Water cannons were deployed by Hong Kong police against demonstrators on Sunday for the first time in months, after a protest descended into a street battle that left a main thoroughfare littered with bricks and empty canisters of tear gas.
The new police tactic came as violence returned to Hong Kong streets this weekend following a period of relative calm, marked by huge yet peaceful protests. Now in their 12th weekend, the demonstrations are having a significant impact on the financial hub - hurting multinational corporations, deeply unsettling residents, prompting changes in diplomatic procedures and leading to increasingly urgent questions on how this unprecedented period of upheaval will end.
Sunday's authorised march in Tseun Wan, in the western part of the New Territories area which borders mainland China, turned rowdy as protesters blocked streets and built barriers to hold back police.
At a point later in the night, a police officer fired a warning shot from his revolver into the air, after protesters armed with metal rods tried to charge at the officers.
Riot police quickly announced they would begin a dispersal operation, an emerging tactic as authorities grow more and more intolerant of the dissent that continues to grip the city.

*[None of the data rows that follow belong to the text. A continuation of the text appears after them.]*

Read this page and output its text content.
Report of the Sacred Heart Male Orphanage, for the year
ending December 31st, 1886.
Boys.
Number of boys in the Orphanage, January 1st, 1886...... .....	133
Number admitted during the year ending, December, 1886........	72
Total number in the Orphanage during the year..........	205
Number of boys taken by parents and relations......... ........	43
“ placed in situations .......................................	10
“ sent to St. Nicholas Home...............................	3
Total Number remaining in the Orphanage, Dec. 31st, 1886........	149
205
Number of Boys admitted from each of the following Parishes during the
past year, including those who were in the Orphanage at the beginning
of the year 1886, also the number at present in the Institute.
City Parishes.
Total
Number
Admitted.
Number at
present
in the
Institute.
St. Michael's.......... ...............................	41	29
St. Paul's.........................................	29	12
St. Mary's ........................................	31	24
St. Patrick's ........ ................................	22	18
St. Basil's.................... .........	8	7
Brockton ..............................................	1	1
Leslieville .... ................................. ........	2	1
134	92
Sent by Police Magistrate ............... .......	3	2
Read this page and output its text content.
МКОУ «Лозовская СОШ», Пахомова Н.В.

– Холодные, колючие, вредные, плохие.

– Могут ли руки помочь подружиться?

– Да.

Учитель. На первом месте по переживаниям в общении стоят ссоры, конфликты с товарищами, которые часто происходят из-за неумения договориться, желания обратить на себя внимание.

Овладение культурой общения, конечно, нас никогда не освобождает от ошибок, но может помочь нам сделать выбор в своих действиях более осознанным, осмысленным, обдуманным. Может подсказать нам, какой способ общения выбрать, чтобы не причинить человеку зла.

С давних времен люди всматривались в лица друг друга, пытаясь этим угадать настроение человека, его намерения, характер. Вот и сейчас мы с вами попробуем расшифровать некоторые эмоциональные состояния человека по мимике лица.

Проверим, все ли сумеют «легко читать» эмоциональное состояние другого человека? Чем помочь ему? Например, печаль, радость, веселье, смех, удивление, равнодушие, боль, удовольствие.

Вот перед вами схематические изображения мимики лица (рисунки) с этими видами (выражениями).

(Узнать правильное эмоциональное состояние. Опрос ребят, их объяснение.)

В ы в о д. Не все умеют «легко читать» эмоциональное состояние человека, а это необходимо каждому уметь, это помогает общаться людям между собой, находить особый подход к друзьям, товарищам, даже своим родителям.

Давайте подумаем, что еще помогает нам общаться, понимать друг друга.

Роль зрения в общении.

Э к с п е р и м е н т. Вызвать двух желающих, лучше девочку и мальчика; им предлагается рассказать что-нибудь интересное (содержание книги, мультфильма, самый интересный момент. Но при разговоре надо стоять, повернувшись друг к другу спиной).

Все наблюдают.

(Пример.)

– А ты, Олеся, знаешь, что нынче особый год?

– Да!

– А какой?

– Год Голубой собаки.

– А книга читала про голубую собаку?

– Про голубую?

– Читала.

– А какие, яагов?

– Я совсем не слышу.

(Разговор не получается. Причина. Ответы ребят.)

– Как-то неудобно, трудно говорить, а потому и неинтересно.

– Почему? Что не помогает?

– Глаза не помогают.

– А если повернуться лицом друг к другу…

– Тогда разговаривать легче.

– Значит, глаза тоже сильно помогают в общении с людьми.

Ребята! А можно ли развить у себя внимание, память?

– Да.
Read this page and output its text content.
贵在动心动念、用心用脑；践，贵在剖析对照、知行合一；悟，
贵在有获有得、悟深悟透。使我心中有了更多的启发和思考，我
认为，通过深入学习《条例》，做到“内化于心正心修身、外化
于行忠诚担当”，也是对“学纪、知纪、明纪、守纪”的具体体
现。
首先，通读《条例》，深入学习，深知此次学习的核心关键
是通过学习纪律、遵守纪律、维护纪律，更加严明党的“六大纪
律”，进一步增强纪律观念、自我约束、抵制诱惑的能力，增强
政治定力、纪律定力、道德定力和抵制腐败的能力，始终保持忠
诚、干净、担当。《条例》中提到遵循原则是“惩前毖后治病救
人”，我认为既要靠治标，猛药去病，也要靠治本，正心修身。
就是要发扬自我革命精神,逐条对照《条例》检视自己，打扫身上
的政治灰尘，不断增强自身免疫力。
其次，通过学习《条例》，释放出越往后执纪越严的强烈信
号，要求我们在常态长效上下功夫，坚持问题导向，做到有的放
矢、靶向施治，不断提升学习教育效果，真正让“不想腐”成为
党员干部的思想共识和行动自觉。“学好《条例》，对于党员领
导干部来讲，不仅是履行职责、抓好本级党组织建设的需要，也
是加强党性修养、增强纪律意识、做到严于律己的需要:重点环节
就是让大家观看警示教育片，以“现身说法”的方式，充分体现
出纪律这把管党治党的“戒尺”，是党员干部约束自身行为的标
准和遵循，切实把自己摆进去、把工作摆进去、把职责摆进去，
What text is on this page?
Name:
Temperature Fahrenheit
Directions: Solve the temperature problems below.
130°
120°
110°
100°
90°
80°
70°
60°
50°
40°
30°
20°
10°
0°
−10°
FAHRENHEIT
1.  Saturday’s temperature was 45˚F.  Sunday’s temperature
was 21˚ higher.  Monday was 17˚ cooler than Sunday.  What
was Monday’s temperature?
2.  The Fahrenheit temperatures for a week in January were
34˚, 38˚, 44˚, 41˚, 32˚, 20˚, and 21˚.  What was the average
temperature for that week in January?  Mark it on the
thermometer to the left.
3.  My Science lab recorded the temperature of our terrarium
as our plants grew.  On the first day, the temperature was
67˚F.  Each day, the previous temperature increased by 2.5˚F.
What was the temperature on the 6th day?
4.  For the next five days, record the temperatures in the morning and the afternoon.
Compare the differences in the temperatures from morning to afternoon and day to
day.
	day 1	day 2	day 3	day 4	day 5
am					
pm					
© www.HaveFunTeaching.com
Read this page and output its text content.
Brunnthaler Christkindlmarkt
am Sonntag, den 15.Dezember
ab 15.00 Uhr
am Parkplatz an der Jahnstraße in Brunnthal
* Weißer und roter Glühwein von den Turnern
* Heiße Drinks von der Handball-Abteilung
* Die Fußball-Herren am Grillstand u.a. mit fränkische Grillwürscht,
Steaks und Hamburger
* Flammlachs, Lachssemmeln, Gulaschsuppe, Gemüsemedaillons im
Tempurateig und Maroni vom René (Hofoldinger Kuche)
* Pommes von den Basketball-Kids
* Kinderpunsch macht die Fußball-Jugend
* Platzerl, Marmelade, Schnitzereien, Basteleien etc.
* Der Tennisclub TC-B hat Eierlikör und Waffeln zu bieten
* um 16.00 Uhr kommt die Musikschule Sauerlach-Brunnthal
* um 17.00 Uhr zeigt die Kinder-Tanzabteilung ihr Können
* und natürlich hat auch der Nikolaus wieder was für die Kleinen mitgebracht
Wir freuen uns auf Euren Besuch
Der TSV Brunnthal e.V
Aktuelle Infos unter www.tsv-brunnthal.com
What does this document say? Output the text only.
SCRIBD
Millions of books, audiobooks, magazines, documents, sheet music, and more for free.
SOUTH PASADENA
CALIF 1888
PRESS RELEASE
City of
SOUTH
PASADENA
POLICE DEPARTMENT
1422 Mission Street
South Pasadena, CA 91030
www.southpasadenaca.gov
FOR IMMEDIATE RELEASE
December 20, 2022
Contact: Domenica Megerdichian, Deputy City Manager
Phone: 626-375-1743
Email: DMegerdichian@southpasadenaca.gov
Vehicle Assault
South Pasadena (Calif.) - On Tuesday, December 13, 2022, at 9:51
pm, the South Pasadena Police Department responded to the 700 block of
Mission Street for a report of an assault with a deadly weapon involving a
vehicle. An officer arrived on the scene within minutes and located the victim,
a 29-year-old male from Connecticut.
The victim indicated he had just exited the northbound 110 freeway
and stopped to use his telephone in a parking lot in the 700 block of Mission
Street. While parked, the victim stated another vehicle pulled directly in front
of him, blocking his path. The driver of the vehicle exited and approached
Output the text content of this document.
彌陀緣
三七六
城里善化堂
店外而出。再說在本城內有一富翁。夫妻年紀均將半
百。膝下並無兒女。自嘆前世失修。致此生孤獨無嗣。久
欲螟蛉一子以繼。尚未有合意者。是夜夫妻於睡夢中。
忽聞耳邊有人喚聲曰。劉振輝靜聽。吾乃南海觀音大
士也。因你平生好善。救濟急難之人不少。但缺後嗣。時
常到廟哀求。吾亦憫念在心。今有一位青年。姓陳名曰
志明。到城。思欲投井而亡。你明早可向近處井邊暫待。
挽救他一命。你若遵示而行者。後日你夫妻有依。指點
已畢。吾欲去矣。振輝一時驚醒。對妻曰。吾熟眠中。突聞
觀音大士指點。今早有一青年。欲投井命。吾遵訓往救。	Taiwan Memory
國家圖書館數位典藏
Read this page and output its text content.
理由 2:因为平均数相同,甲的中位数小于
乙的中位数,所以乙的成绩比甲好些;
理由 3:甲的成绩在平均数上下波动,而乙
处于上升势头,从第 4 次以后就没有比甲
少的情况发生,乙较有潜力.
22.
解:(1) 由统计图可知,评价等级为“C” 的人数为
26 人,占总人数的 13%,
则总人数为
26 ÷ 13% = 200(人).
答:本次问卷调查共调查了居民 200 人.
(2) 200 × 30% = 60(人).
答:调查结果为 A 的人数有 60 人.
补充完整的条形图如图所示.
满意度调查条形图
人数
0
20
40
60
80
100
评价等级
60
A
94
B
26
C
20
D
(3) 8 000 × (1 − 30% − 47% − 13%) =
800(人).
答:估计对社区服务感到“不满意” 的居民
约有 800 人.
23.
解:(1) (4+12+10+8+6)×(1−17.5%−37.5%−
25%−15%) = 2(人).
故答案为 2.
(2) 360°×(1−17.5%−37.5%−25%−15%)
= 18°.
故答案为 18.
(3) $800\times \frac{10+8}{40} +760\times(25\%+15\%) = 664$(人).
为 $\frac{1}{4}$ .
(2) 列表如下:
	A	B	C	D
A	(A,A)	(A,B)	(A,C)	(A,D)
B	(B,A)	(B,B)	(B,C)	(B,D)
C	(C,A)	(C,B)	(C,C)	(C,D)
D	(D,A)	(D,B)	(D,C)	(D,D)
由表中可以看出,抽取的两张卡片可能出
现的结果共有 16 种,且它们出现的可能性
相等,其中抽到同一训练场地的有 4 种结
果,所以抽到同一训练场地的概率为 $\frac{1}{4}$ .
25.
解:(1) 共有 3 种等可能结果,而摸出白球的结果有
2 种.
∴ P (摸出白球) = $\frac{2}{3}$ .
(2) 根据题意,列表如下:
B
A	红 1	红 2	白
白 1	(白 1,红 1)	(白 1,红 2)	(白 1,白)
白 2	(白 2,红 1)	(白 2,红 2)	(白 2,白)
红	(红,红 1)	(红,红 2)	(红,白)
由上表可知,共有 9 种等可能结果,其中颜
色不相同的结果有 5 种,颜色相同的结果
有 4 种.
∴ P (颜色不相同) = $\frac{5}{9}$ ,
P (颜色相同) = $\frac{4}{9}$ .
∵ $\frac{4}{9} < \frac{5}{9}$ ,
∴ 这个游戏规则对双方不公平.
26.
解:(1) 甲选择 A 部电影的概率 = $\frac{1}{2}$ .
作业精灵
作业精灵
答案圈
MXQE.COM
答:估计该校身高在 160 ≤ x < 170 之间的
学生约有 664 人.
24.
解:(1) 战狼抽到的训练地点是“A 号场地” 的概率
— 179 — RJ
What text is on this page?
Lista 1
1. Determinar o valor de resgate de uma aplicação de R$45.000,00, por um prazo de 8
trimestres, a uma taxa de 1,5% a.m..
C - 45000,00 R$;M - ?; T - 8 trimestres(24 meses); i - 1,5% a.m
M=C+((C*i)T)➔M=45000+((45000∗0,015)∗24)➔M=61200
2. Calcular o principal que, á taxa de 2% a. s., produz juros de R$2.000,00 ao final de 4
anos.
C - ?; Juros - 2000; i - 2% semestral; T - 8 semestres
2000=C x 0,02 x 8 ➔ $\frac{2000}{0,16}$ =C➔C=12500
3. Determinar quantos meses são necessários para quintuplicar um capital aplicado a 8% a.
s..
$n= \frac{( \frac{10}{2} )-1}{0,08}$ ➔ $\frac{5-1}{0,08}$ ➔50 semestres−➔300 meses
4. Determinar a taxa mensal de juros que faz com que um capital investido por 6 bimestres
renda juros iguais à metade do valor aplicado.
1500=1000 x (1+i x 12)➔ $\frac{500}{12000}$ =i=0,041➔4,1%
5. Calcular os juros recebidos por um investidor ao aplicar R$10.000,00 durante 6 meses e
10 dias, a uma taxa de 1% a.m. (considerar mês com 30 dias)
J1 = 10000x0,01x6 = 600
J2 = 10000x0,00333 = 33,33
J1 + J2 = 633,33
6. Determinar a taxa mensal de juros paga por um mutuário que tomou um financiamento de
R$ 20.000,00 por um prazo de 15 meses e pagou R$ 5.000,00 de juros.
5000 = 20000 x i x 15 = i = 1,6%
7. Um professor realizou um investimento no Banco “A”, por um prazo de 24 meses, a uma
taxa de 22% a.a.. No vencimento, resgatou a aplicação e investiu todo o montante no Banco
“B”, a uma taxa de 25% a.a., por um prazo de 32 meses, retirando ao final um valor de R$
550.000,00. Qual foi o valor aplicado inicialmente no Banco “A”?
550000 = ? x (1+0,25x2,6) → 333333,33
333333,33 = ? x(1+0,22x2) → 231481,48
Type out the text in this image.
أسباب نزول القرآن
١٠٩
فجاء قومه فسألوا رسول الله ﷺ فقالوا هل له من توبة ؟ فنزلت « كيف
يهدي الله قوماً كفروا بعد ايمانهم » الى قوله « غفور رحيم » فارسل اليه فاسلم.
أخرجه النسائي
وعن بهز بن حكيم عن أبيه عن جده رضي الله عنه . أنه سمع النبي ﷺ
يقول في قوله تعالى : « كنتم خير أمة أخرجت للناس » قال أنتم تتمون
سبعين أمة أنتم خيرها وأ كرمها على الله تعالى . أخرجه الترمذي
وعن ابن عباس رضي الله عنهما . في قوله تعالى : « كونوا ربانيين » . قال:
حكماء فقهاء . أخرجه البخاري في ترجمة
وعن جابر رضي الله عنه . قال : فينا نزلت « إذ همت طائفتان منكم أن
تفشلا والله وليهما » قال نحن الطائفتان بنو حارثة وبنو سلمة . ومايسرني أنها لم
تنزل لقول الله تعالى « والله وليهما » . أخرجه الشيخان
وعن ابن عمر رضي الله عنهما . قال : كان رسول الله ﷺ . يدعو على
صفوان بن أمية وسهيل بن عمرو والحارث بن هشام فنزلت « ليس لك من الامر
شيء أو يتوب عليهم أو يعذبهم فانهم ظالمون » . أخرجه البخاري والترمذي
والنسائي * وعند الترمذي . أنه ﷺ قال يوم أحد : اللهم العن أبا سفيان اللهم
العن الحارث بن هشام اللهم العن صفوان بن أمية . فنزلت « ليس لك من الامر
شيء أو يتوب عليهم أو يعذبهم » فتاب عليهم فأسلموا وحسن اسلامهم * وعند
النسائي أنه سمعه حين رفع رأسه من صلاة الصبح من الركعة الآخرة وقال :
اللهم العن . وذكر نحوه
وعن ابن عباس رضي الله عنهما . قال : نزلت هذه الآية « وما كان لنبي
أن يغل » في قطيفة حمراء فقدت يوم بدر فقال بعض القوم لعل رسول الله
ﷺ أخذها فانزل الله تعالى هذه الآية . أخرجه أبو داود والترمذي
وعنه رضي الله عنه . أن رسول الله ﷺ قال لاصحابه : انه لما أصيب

After volleys of bricks were thrown at police, they responded with rounds of tear gas, and brought forward the water cannons acquired in 2018. They were briefly fired against protesters, sending a group retreating into a nearby mall.
"I do worry about [the water cannons]" said one 25-year-old protester who spoke on the condition of anonymity, citing fear of arrest. "And I can see lots of people on the scene, they do share the same fear with me."
He added that front line demonstrators like him are "still learning," and had to be a bit "conservative" in dealing with the water cannons, which they saw Sunday for the first time.
"Maybe we retreat first and try to figure out how to tackle it later," he said.
Rights groups have warned that water cannons are "inherently indiscriminate" especially in Hong Kong's crowded streets and residential neighborhoods, but security experts believe the risk of collateral damage is lower than tear gas, which has filled neighborhoods repeatedly over past weeks and seeped into apartments.
Authorities over the weekend closed subway stops in and around neighborhoods where protests were planned, widely seen as a move to limit participation. The MTR Corporation, which runs the subway, has come under fire from Chinese state press which has accused the transit authority of facilitating the protests and labeled them an "accomplice to rioters."
In a service announcement Sunday, the MTR Corporation said the closure was a "prudent measure" to "ensure the safety of passengers and our staff."
Police arrested 29 people on Saturday between the ages of 17 to 52 "for offences including unlawful assembly, possession of offensive weapon and assaulting police officers," the force said in a statement. There were no immediate reports of arrests on Sunday, though riot police were seen pinning down protesters in Tseun Wan and cuffing them.
The latest arrests mean almost 800 people have been detained during the demonstrations, which started in early June over a now-suspended bill that would have allowed extraditions to mainland China.
Concerns over the bill are no longer at the forefront of protesters mind. Instead, they say, they are primarily fighting to keep Hong Kong's special status and to win democracy for their city in the face of an assertive, intolerant Beijing.
Hong Kong leader Carrie Lam on Saturday urged protesters to "sit down and talk" and aims to establish dialogue with the city's youth.